Closing the Customer Feedback Loop

During the design and pre-launch phases of a new product, companies use a range of methods to gauge and predict consumer satisfaction, such as focus groups and surveys. This gives the company direct access to the consumer’s experience, and allows them to adjust accordingly. After a product is launched, this line of communication can break down, leaving a gaping hole in the customer feedback loop.
Once a product is on the market, it can be easy to lose sight of how consumers are responding until you enter the next product design phase. Gathering and analyzing data from your consumers through sell-through in all of your channels is a critical aspect of staying in tune with the customer experience.

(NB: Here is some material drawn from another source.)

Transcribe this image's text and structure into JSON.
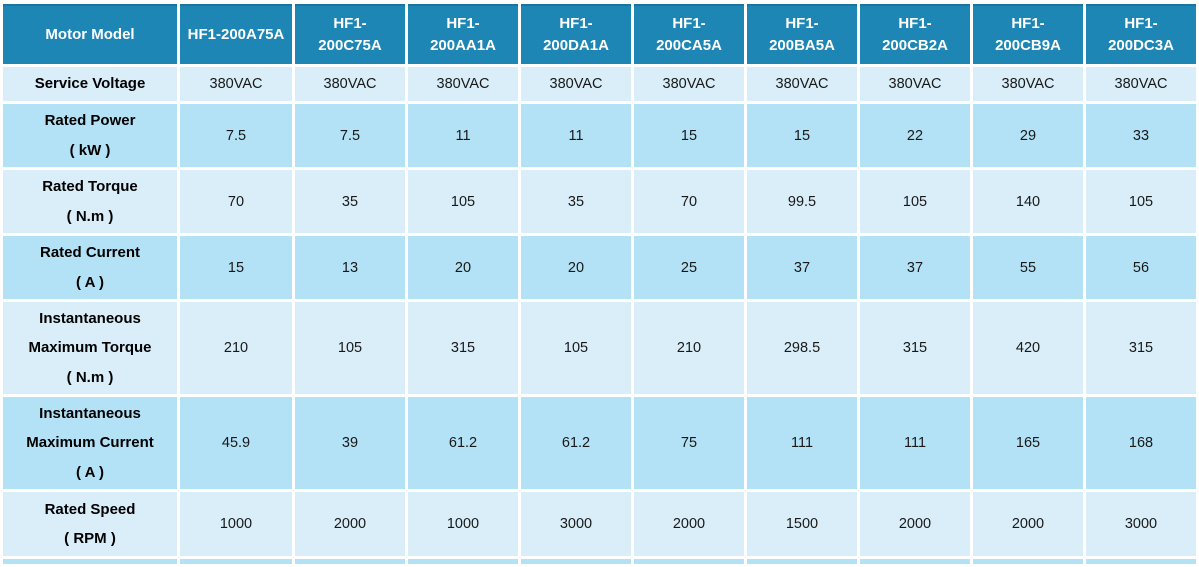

The Limits of Pre-Launch Analyses

Focus groups and surveys can provide valuable information in the design and pre-launch phases of a product, but what about after your product hits the shelves? Before-market consumer feedback plays a critical role in the development process, but is necessarily limited. Focus groups have been known to experience “survey fatigue” when asked to review multiple products in a row, and that weariness affects their ability to engage meaningfully in the process. What’s more, these consumers didn’t have the experience of actually purchasing the product, taking it home, removing it from its packaging, and using it consistently over time. Some flaws (and strong points!) will not become evident until this level of consumer engagement is reached. Issues such as battery life and compatibility with other products won’t appear until later in the product lifecycle.

Filling in the Gaps with Online Reviews

So how do you close the gap in your customer feedback loop, ensuring you have consistent access to consumer sentiment even after a product has launched? One way to do this is by monitoring online reviews. Online product reviews, when compiled from multiple platforms (e.g. Amazon,, and other retailer websites) can provide a comprehensive summary of customer experiences. Analysis of the keywords found across both positive and negative reviews can help to pinpoint what your customers love, and what they’d like to see change. When compiled and assessed correctly, online product reviews can serve as a sort of ongoing focus group, providing constant feedback to your team.
Online reviews aren’t just important because they reflect consumer experience; they also shape how your product is viewed. The vast majority of consumers today cite online reviews as an important consideration in deciding whether to buy a product. If it’s so important to potential customers looking at your products, shouldn’t it be to your enterprise? When you track online reviews, you’re listening to what your customers are saying, allowing you to strengthen what’s already great and change what needs adjusting.

Adjusting Your Marketing

The feedback received from online product reviews can be used for more than just making changes to the existing product or to future product designs; it can also help to determine if your marketing message is effective. Does your marketing message accurately represent what your most loyal customers love about your brand? If so, the keywords you use in your marketing should appear in positive online reviews. If your positive reviews are filled with different adjectives and key phrases, it could be smart to shift your marketing approach. In online reviews, customers tell you what they love about your products, and the responses can be used to your advantage, with important cues that can be used in a targeted marketing campaign.
Online product review analytics bridge the gap in the customer feedback loop, giving you a chance to understand and respond to your customers’ praise or concerns prior to the next product design phase.